La principal causa de los ciclos económicos, según Keynes, se debe a la forma en que fluctúa la “eficacia marginal del capital”. Como ya estamos acostumbrados a las vagas, distintas y contradictorias definiciones para un mismo concepto de Keynes, Hazlitt cita de manera textual, acerca de lo que Keynes define como “eficacia marginal del capital”. Si bien son tres definiciones de la “eficacia marginal del capital” hechas por Keynes, al final se queda con la siguiente: que la “eficacia marginal del capital” está determinada por la psicología incontrolable y desobediente del mundo de los negocios (pág. 317).
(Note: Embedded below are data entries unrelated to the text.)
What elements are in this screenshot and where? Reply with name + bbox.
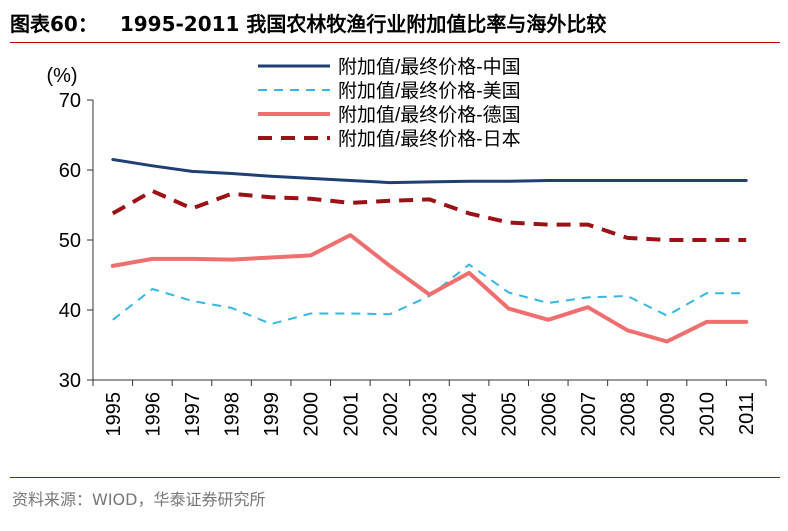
legend-label: 附加值/最终价格-美国 xyxy=(338,80,521,102)
figure-title-text: 1995-2011 我国农林牧渔行业附加值比率与海外比较 xyxy=(119,12,607,36)
series-line xyxy=(110,233,749,344)
series-line xyxy=(111,158,748,185)
legend-label: 附加值/最终价格-德国 xyxy=(338,104,521,126)
x-tick-label: 2006 xyxy=(538,392,560,437)
y-tick-label: 60 xyxy=(59,160,81,182)
legend-label: 附加值/最终价格-中国 xyxy=(338,56,521,78)
x-tick-label: 2001 xyxy=(340,392,362,437)
y-tick-label: 30 xyxy=(59,370,81,392)
x-tick-label: 2004 xyxy=(459,392,481,437)
figure-label: 图表60： xyxy=(10,12,98,36)
y-tick-label: 40 xyxy=(59,300,81,322)
x-tick-label: 2011 xyxy=(736,392,758,435)
series-line xyxy=(111,189,747,242)
x-tick-label: 1999 xyxy=(261,392,283,437)
x-tick-label: 2009 xyxy=(657,392,679,437)
y-tick-label: 50 xyxy=(59,230,81,252)
y-axis-label: (%) xyxy=(46,65,77,87)
x-tick-label: 2010 xyxy=(697,392,719,437)
x-tick-label: 1998 xyxy=(222,392,244,437)
x-tick-label: 2008 xyxy=(617,392,639,437)
source-note: 资料来源：WIOD，华泰证券研究所 xyxy=(12,490,266,509)
x-tick-label: 2007 xyxy=(578,392,600,437)
x-tick-label: 1997 xyxy=(182,392,204,437)
x-tick-label: 2003 xyxy=(420,392,442,437)
figure-title: 图表60： 1995-2011 我国农林牧渔行业附加值比率与海外比较 xyxy=(10,8,780,38)
legend-label: 附加值/最终价格-日本 xyxy=(338,128,521,150)
x-tick-label: 1995 xyxy=(103,392,125,437)
chart-series xyxy=(110,158,749,344)
x-tick-label: 1996 xyxy=(142,392,164,437)
x-tick-label: 2000 xyxy=(301,392,323,437)
chart-axes: 30 40 50 60 70 (%) 1995 1996 1997 1998 1999 2000 200… xyxy=(46,65,767,437)
x-tick-label: 2002 xyxy=(380,392,402,437)
chart-legend: 附加值/最终价格-中国附加值/最终价格-美国附加值/最终价格-德国附加值/最终价… xyxy=(258,56,521,150)
x-tick-label: 2005 xyxy=(499,392,521,437)
title-divider xyxy=(10,42,780,43)
source-divider xyxy=(10,477,780,478)
y-tick-label: 70 xyxy=(59,90,81,112)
Lo que nos lleva a otra pregunta: ¿Qué es lo que origina ese colapso en la psicología o en los populares animal spirits? En el fondo su Teoría del Ciclo no tiene nada de científico, y esto por la simple razón de que el mercado funciona de forma descontrolada, como una anarquía según Marx, y que, sorpresa, los únicos capaces de solucionar el problema, los únicos aptos, los únicos seres racionales y provistos de todo el conocimiento disperso en la economía son, sorpresa, los burócratas gubernamentales para quienes fue escrito el libro. En sus manos se encuentra el rumbo, pues el resto es considerado, según Keynes, en estos términos: compradores en gran medida ignorantes y especuladores.

Lo que sigue del capítulo, como es de esperar, trata de lo que deberían hacer estos burócratas iluminados, esto, claro está, para evitar el colapso de la economía. El final es cantado, pues queda más que claro que el manual de Keynes está construido de tal forma, que los únicos capaces de solucionar los problemas son los burócratas gubernamentales porque al final, el mercado está compuesto por seres ignorantes y especuladores, por empresarios ineptos que por defecto cometen errores de inversión, y por eso el Estado tiene que hacerse cargo de las inversiones, ya que el inglés llega “a la conclusión de que el deber de ordenar en todo momento el volumen de la inversión no puede dejarse, con garantías de seguridad, en manos privadas” (las itálicas esta vez son mías. Pág. 320); Keynes está dispuesto a apoyar “una tasa de inversión controlada socialmente (o sea, desde el gobierno)” (págs. 324-25).

  •  Una política de inflación permanente

Si las burbujas de activos, los errores de inversión generalizados, el sobre consumo, la descoordinación de la estructura temporal del capital y otros efectos, son causados por la expansión artificial de crédito orquestado desde los bancos centrales en complicidad de la banca privada, y es lo que explica el auge momentáneo en las economías, el remedio no está en reducir más los tipos de interés, porque esto impide la reasignación de los factores productivos a sectores distintos a los que cometieron tales errores de inversión por los tipos de interés artificialmente bajos. Pero como Keynes esto no lo estudia, y en su lugar crea el mamarracho de que los empresarios son estúpidos por naturaleza y que los compradores son en gran medida ignorantes, le parece beneficioso que los auges se mantengan, y que sólo los economistas que se opongan a las burbujas inflacionistas, a los salarios mantenidos artificialmente elevados y al sobre consumo, son economistas que se oponen al pleno empleo, que carecen de argumentos de base, “aparte del confusionismo mental que entrañan” (páginas 327-28). Si bien omití algunas secciones, que no suelo hacer, es porque demostrar tantas falacias, contradicciones, hombres de paja: agotan. Admiro la paciencia inquebrantable que tiene Hazlitt cuando se trata de refutar una por una, las falacias de Keynes.